Vendere online con la SEO e l’intelligenza artificiale

Le tecnologie sviluppate sotto l'ombrello dell'Intelligenza Artificiale (AI) stanno rendendo i risultati dei motori di ricerca piu' "umani". Tutto e' partito col mettere in relazione le "keywords", parole chiave, delle ricerche con i contenuti dei siti e un po' alla volta si sta dotando le macchine di algoritmi che possano estrarre il significato dei contenuti che vanno a spulciare.

E' il caso della tecnologia Rank Brain di Google che utilizza il Machine Learning (ML) per analizzare i contenuti dei siti della rete, dedurre gli intenti degli utenti per quelle keywords di ricerca ambigue, ed utilizza il feedback per migliorare l'accuratezza dei risultati.

Fa quello che farebbe sostanzialmente un bambino, ascolta e impara dall'esperienza suddividendo i contenuti in contesti definiti "categories". Attualmente i risultati mostrati durante le ricerche online sono suddivisi in 37 categories, ma aumenteranno nei prossimi mesi ed anni

In base alle ricerche dell'utente e' quindi possibile per Google personalizzare la ricerca in base ai propri gusti o abitudini. Infatti l'amministratore delegato di Google, Sundar Pichai, ha recentemente reso pubblico il suo obiettivo di diventare un'azienda AI-first.

Vedremo quindi sempre piu' applicazioni basate su AI nei servizi di Google, come e' gia' stato fatto per i prodotti come Google Foto e Google Lens, e le parole del co-fondatore Sergey Brin sono eloquenti: "AI tocca tutti i nostri progetti principali, dalla ricerca, alle foto, agli annunci."

L'adozione dell'AI da parte di Google sta accelerando, cosi' che i siti dovranno sempre piu' essere progettati e tenuti aggiornati in modo da fornire dietro le quinte tutte le informazioni che Rank Brain ha bisogno per contestualizzare e comprendere la pertinenza dei contenuti rispetto alle esigenze degli utenti.

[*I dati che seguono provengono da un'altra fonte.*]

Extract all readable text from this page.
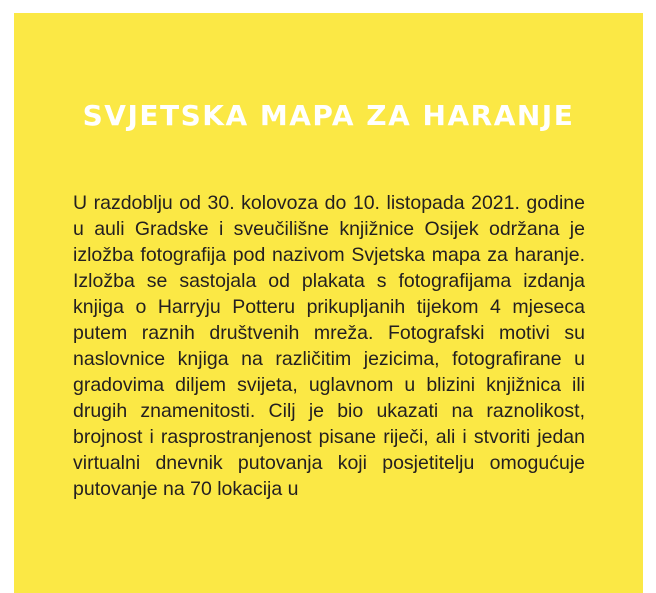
SVJETSKA MAPA ZA HARANJE

U razdoblju od 30. kolovoza do 10. listopada 2021. godine u auli Gradske i sveučilišne knjižnice Osijek održana je izložba fotografija pod nazivom Svjetska mapa za haranje. Izložba se sastojala od plakata s fotografijama izdanja knjiga o Harryju Potteru prikupljanih tijekom 4 mjeseca putem raznih društvenih mreža. Fotografski motivi su naslovnice knjiga na različitim jezicima, fotografirane u gradovima diljem svijeta, uglavnom u blizini knjižnica ili drugih znamenitosti. Cilj je bio ukazati na raznolikost, brojnost i rasprostranjenost pisane riječi, ali i stvoriti jedan virtualni dnevnik putovanja koji posjetitelju omogućuje putovanje na 70 lokacija u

Per chi fa attivita' di SEO sara' molto utile un utilizzo sempre piu' spinto dell'AI per acquisire maggiori insights su cio' che avviene in rete, come:

  • Analisi delle tendenze di mercato.
  • Analisi delle prestazioni del sito.
  • Approfondimenti dei concorrenti.
  • Rapporti sull'intento del cliente.
  • Prestazioni nelle ricerche.
  • Gestione delle spese SEO e pay-per-click.

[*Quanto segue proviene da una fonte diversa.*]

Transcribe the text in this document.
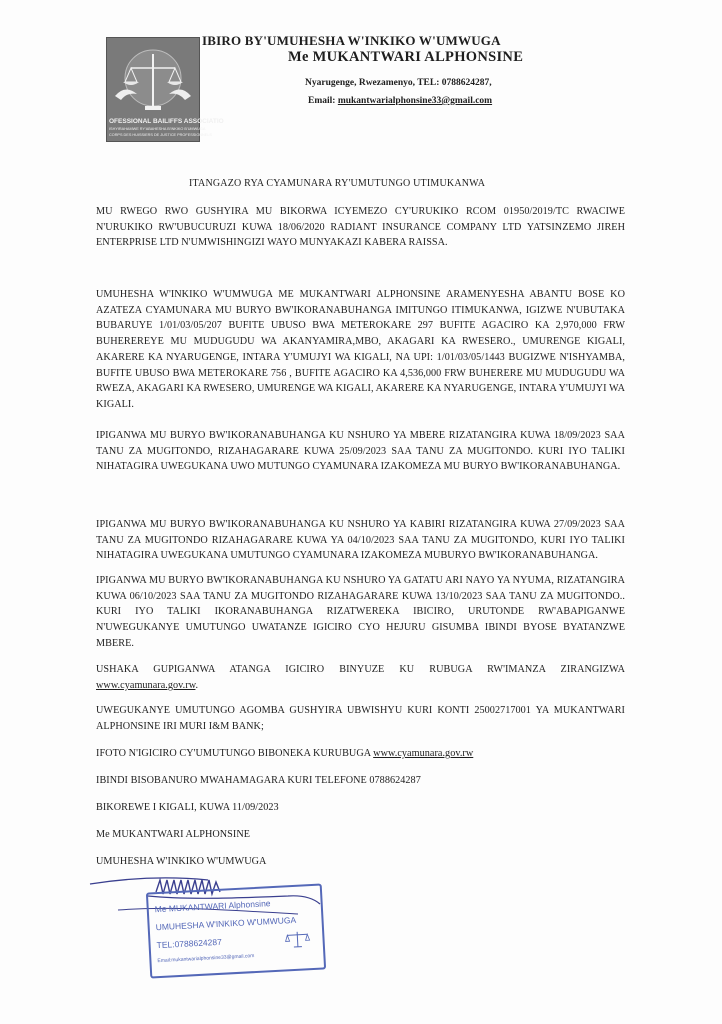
OFESSIONAL BAILIFFS ASSOCIATIO
ISHYIRAHAMWE RY'ABAHESHA B'INKIKO B'UMWUGA
CORPS DES HUISSIERS DE JUSTICE PROFESSIONNELS
IBIRO BY'UMUHESHA W'INKIKO W'UMWUGA
Me MUKANTWARI ALPHONSINE
Nyarugenge, Rwezamenyo, TEL: 0788624287,
Email: mukantwarialphonsine33@gmail.com
ITANGAZO RYA CYAMUNARA RY'UMUTUNGO UTIMUKANWA
MU RWEGO RWO GUSHYIRA MU BIKORWA ICYEMEZO CY'URUKIKO RCOM 01950/2019/TC RWACIWE N'URUKIKO RW'UBUCURUZI KUWA 18/06/2020 RADIANT INSURANCE COMPANY LTD YATSINZEMO JIREH ENTERPRISE LTD N'UMWISHINGIZI WAYO MUNYAKAZI KABERA RAISSA.
UMUHESHA W'INKIKO W'UMWUGA ME MUKANTWARI ALPHONSINE ARAMENYESHA ABANTU BOSE KO AZATEZA CYAMUNARA MU BURYO BW'IKORANABUHANGA IMITUNGO ITIMUKANWA, IGIZWE N'UBUTAKA BUBARUYE 1/01/03/05/207 BUFITE UBUSO BWA METEROKARE 297 BUFITE AGACIRO KA 2,970,000 FRW BUHEREREYE MU MUDUGUDU WA AKANYAMIRA,MBO, AKAGARI KA RWESERO., UMURENGE KIGALI, AKARERE KA NYARUGENGE, INTARA Y'UMUJYI WA KIGALI, NA UPI: 1/01/03/05/1443 BUGIZWE N'ISHYAMBA, BUFITE UBUSO BWA METEROKARE 756 , BUFITE AGACIRO KA 4,536,000 FRW BUHERERE MU MUDUGUDU WA RWEZA, AKAGARI KA RWESERO, UMURENGE WA KIGALI, AKARERE KA NYARUGENGE, INTARA Y'UMUJYI WA KIGALI.
IPIGANWA MU BURYO BW'IKORANABUHANGA KU NSHURO YA MBERE RIZATANGIRA KUWA 18/09/2023 SAA TANU ZA MUGITONDO, RIZAHAGARARE KUWA 25/09/2023 SAA TANU ZA MUGITONDO. KURI IYO TALIKI NIHATAGIRA UWEGUKANA UWO MUTUNGO CYAMUNARA IZAKOMEZA MU BURYO BW'IKORANABUHANGA.
IPIGANWA MU BURYO BW'IKORANABUHANGA KU NSHURO YA KABIRI RIZATANGIRA KUWA 27/09/2023 SAA TANU ZA MUGITONDO RIZAHAGARARE KUWA YA 04/10/2023 SAA TANU ZA MUGITONDO, KURI IYO TALIKI NIHATAGIRA UWEGUKANA UMUTUNGO CYAMUNARA IZAKOMEZA MUBURYO BW'IKORANABUHANGA.
IPIGANWA MU BURYO BW'IKORANABUHANGA KU NSHURO YA GATATU ARI NAYO YA NYUMA, RIZATANGIRA KUWA 06/10/2023 SAA TANU ZA MUGITONDO RIZAHAGARARE KUWA 13/10/2023 SAA TANU ZA MUGITONDO.. KURI IYO TALIKI IKORANABUHANGA RIZATWEREKA IBICIRO, URUTONDE RW'ABAPIGANWE N'UWEGUKANYE UMUTUNGO UWATANZE IGICIRO CYO HEJURU GISUMBA IBINDI BYOSE BYATANZWE MBERE.
USHAKA GUPIGANWA ATANGA IGICIRO BINYUZE KU RUBUGA RW'IMANZA ZIRANGIZWA www.cyamunara.gov.rw.
UWEGUKANYE UMUTUNGO AGOMBA GUSHYIRA UBWISHYU KURI KONTI 25002717001 YA MUKANTWARI ALPHONSINE IRI MURI I&M BANK;
IFOTO N'IGICIRO CY'UMUTUNGO BIBONEKA KURUBUGA www.cyamunara.gov.rw
IBINDI BISOBANURO MWAHAMAGARA KURI TELEFONE 0788624287
BIKOREWE I KIGALI, KUWA 11/09/2023
Me MUKANTWARI ALPHONSINE
UMUHESHA W'INKIKO W'UMWUGA
Me MUKANTWARI Alphonsine
UMUHESHA W'INKIKO W'UMWUGA
TEL:0788624287
Email:mukantwarialphonsine33@gmail.com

Tutto questo per raccogliere sempre piu informazioni pertinenti a quelli che sono gli intenti di ricerca della fascia di utenti che interessa. Per poi applicarle nella progettazione di una strategia globale di digital marketing:

  • Comprendere le esigenze sottostanti in un viaggio con il cliente.
  • Identifica le opportunità per la creazione dei contenuti.
  • Definire lo spazio delle opportunità nel contesto competitivo.
  • Mappare intento per strutturare il contenuto.
  • Utilizzare i "Structured Data" e markup.
  • Assicurati che il contenuto possa essere scansionato e visualizzato facilmente da tutti gli user-agent.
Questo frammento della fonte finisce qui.